Dans un domaine voisin, les juges français se sont plusieurs fois prononcés sur le traitement fiscal des gains réalisés par les joueurs de poker non-professionnels. Le Conseil d’Etat a notamment considéré que de tels gains pouvaient être regardés comme des BNC alors même que le contribuable exerçait cette activité à titre non-professionnel. Ces gains ont pu être qualifiés de BNC dans la mesure où le contribuable (i) s’adonnait habituellement à cette activité, (ii) était en mesure de maîtriser de façon significative l’aléa inhérent à ce jeu, (iii) par ses qualités et le savoir-faire qu’il avait développé et (iv) que l’activité lui procurait des revenus significatifs.

Bien que ces critères semblent aujourd’hui difficiles à contrôler pour l’administration, les avancées au niveau international et européen, notamment au regard de la transparence, devraient faciliter son action dans un futur proche.
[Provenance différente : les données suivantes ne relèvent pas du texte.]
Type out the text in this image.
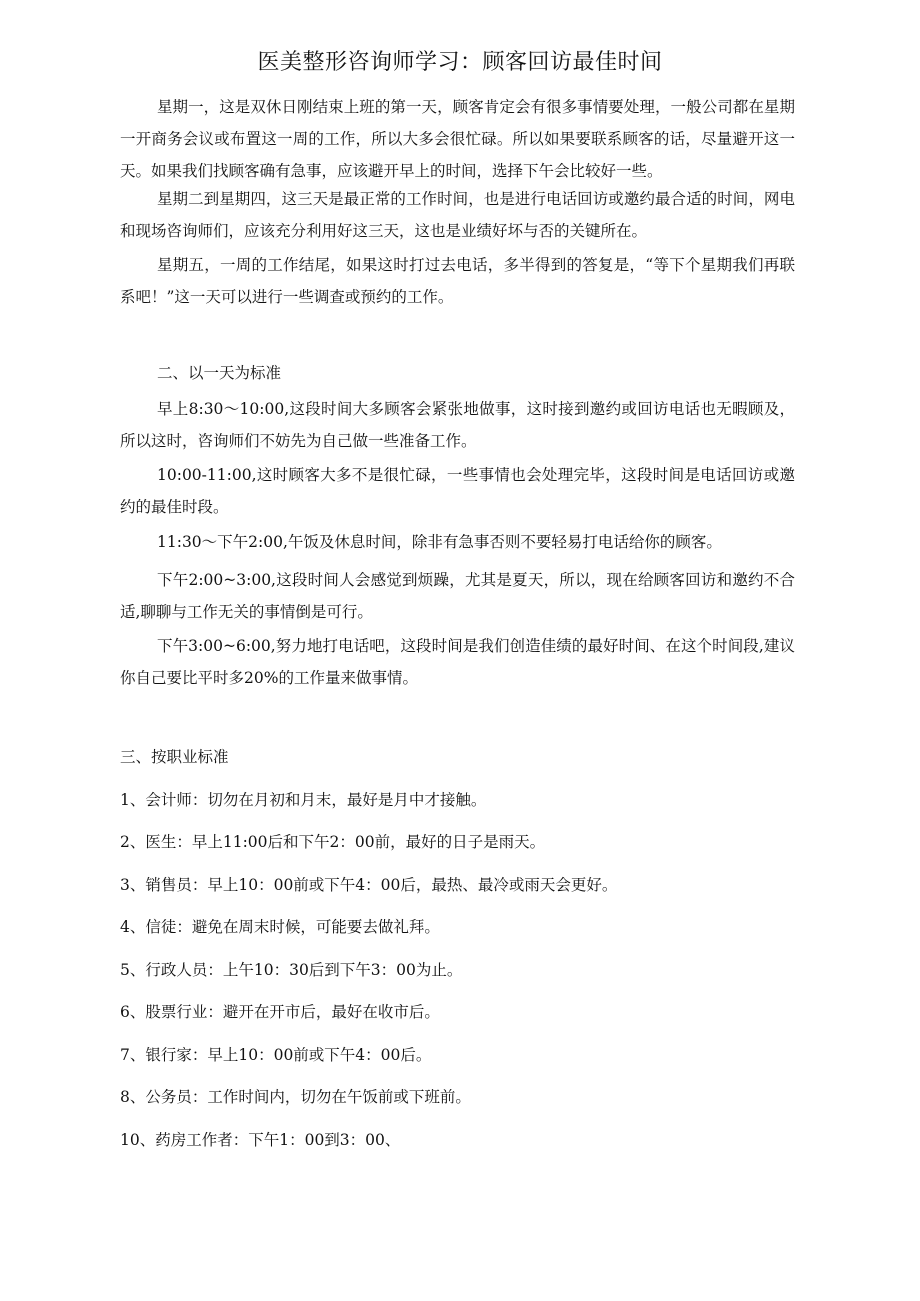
医美整形咨询师学习：顾客回访最佳时间
星期一，这是双休日刚结束上班的第一天，顾客肯定会有很多事情要处理，一般公司都在星期一开商务会议或布置这一周的工作，所以大多会很忙碌。所以如果要联系顾客的话，尽量避开这一天。如果我们找顾客确有急事，应该避开早上的时间，选择下午会比较好一些。
星期二到星期四，这三天是最正常的工作时间，也是进行电话回访或邀约最合适的时间，网电和现场咨询师们，应该充分利用好这三天，这也是业绩好坏与否的关键所在。
星期五，一周的工作结尾，如果这时打过去电话，多半得到的答复是，“等下个星期我们再联系吧！”这一天可以进行一些调查或预约的工作。
二、以一天为标准
早上8:30～10:00,这段时间大多顾客会紧张地做事，这时接到邀约或回访电话也无暇顾及，所以这时，咨询师们不妨先为自己做一些准备工作。
10:00-11:00,这时顾客大多不是很忙碌，一些事情也会处理完毕，这段时间是电话回访或邀约的最佳时段。
11:30～下午2:00,午饭及休息时间，除非有急事否则不要轻易打电话给你的顾客。
下午2:00~3:00,这段时间人会感觉到烦躁，尤其是夏天，所以，现在给顾客回访和邀约不合适,聊聊与工作无关的事情倒是可行。
下午3:00~6:00,努力地打电话吧，这段时间是我们创造佳绩的最好时间、在这个时间段,建议你自己要比平时多20%的工作量来做事情。
三、按职业标准
1、会计师：切勿在月初和月末，最好是月中才接触。
2、医生：早上11:00后和下午2：00前，最好的日子是雨天。
3、销售员：早上10：00前或下午4：00后，最热、最冷或雨天会更好。
4、信徒：避免在周末时候，可能要去做礼拜。
5、行政人员：上午10：30后到下午3：00为止。
6、股票行业：避开在开市后，最好在收市后。
7、银行家：早上10：00前或下午4：00后。
8、公务员：工作时间内，切勿在午饭前或下班前。
10、药房工作者：下午1：00到3：00、
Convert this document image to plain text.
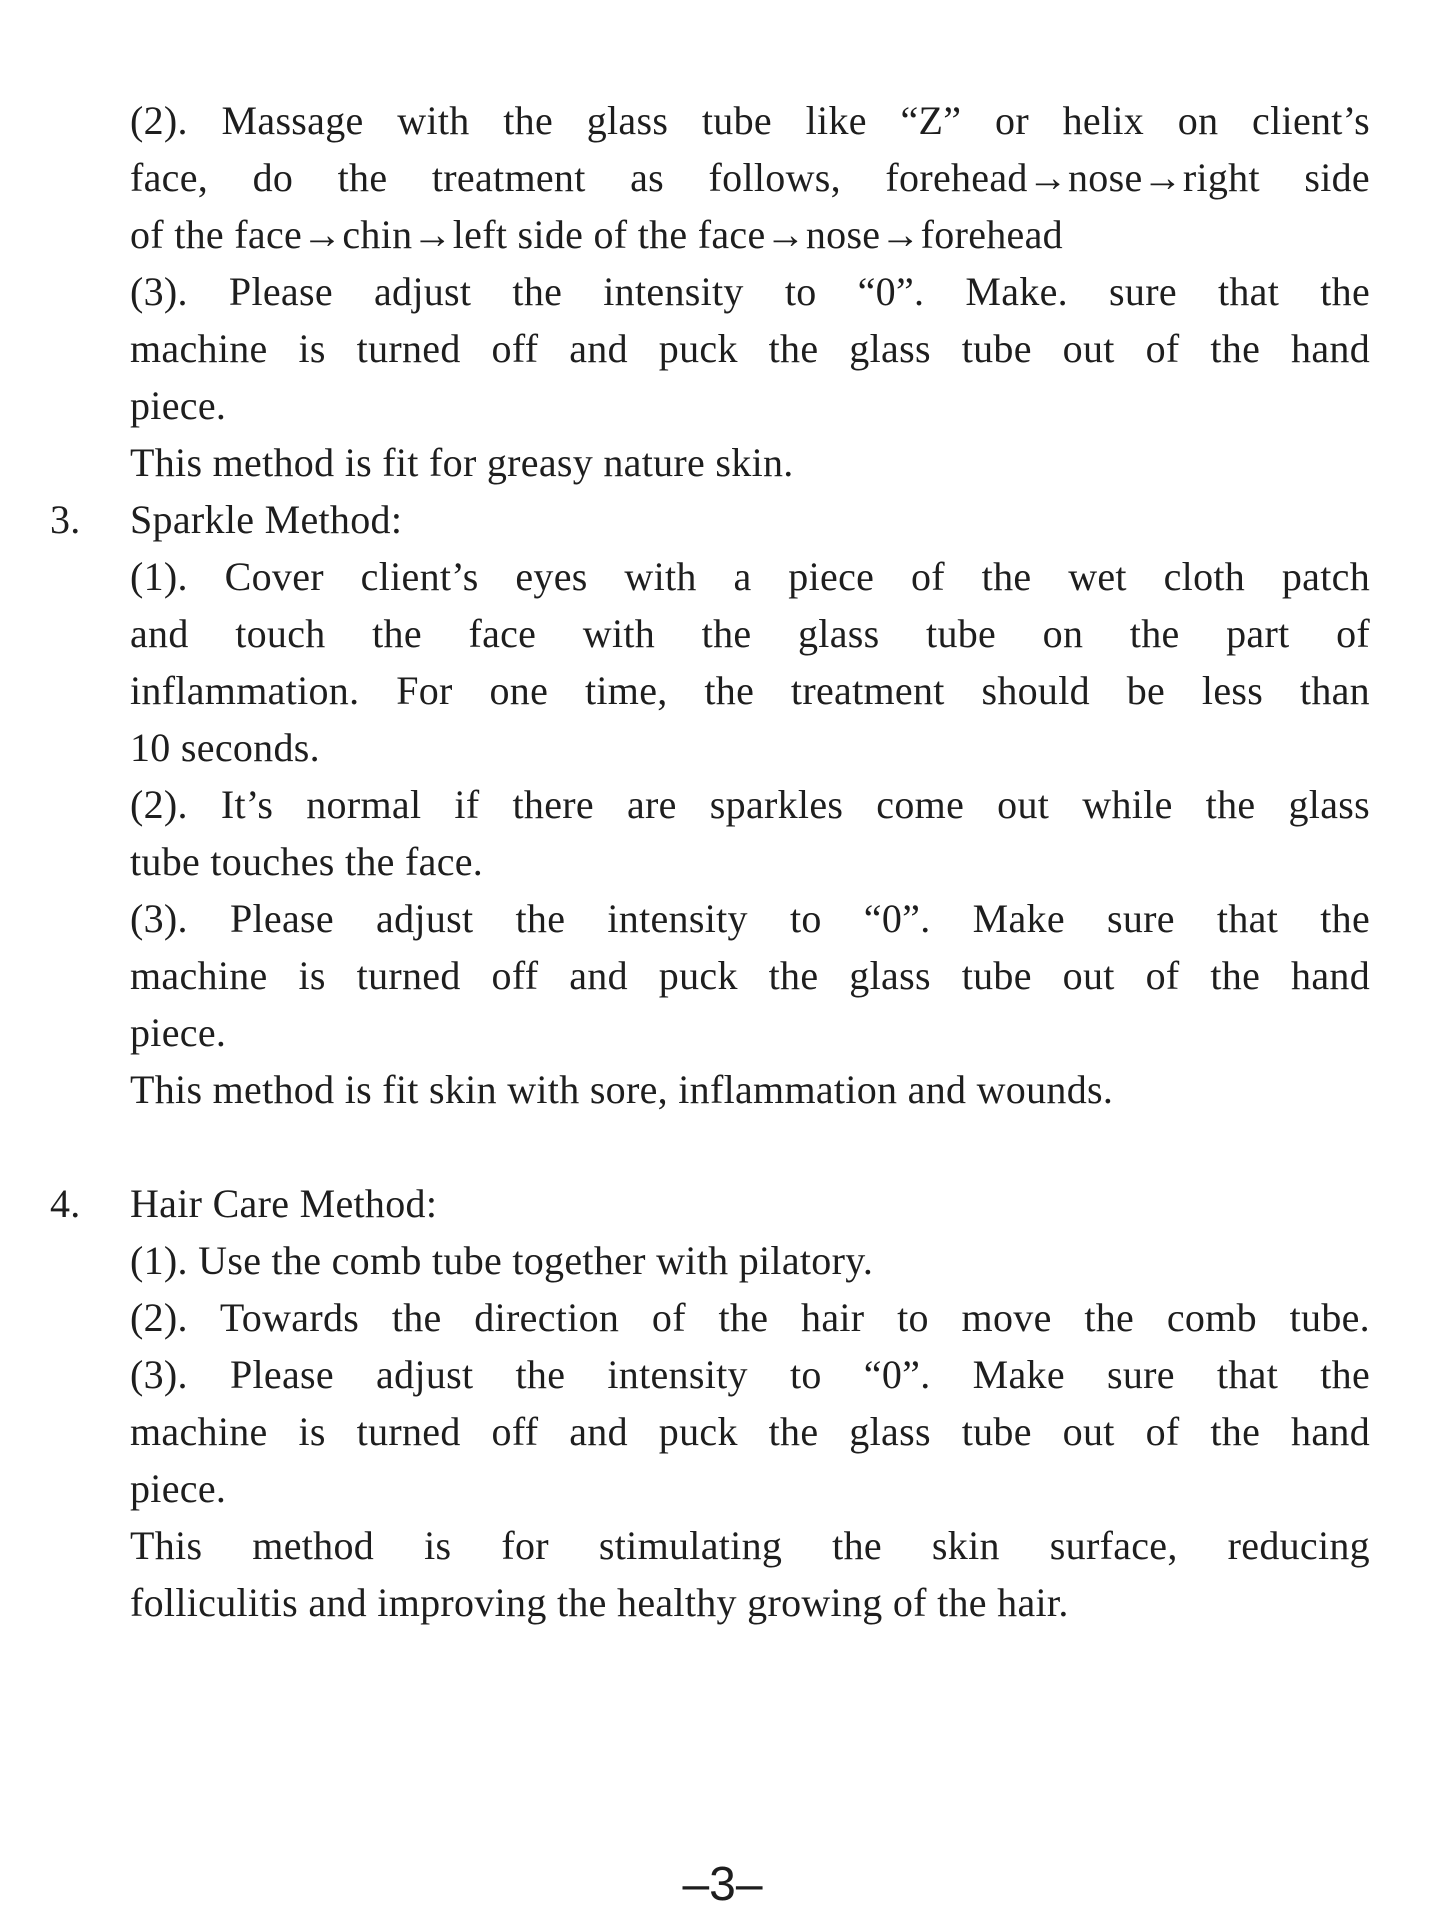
(2). Massage with the glass tube like “Z” or helix on client’s
face, do the treatment as follows, forehead→nose→right side
of the face→chin→left side of the face→nose→forehead
(3). Please adjust the intensity to “0”. Make. sure that the
machine is turned off and puck the glass tube out of the hand
piece.
This method is fit for greasy nature skin.
3. Sparkle Method:
(1). Cover client’s eyes with a piece of the wet cloth patch
and touch the face with the glass tube on the part of
inflammation. For one time, the treatment should be less than
10 seconds.
(2). It’s normal if there are sparkles come out while the glass
tube touches the face.
(3). Please adjust the intensity to “0”. Make sure that the
machine is turned off and puck the glass tube out of the hand
piece.
This method is fit skin with sore, inflammation and wounds.
4. Hair Care Method:
(1). Use the comb tube together with pilatory.
(2). Towards the direction of the hair to move the comb tube.
(3). Please adjust the intensity to “0”. Make sure that the
machine is turned off and puck the glass tube out of the hand
piece.
This method is for stimulating the skin surface, reducing
folliculitis and improving the healthy growing of the hair.
–3–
Des obligations déclaratives qui s’intensifient

Les cryptoactifs restent toujours dans le viseur du G20 qui a mandaté l’OCDE pour améliorer les processus d’échanges d’informations entre les administrations des différents pays. Fin 2022, l’OCDE a publié un nouveau Cadre déclaratif applicable aux cryptoactifs (« CARF »), visant à faciliter les échanges d’informations entre les administrations fiscales. Il garantira la transparence des transactions employant des cryptoactifs, grâce à un échange automatique d’informations avec les juridictions de résidence des contribuables sur une base annuelle. Des règles modèles devraient être transposées par les différents Etats dont la France.

Au niveau européen, l’Union Européenne a, quant à elle, publié en juin 2023 le règlement Markets in Crypto-Asset (« MiCA »), visant à définir un cadre réglementaire harmonisé pour le marché des cryptoactifs dans le marché européen. Ce règlement, applicable à compter de 2024, est destiné à protéger les investisseurs en responsabilisant les plateformes face à la perte des cryptoactifs. 

Un cadre déclaratif, obligeant les prestataires de services de cryptoactifs à déclarer les transactions effectuées par les clients résidents de l’Union Européenne a également été introduit dans le projet de directive DAC8. En application de ces règles, les fournisseurs de services de cryptoactifs seraient tenus à une obligation annuelle sur les transactions ainsi qu’à la transmission de certaines informations aux autorités compétentes des autres Etats membres.

Conscientes des difficultés posées par ces nouveaux actifs, les institutions étatiques et internationales s’activent pour harmoniser les règles applicables, et favoriser la transparence et l’échange d’informations en la matière. Nul doute que le flou entourant les cryptoactifs sera progressivement levé dans les années à venir.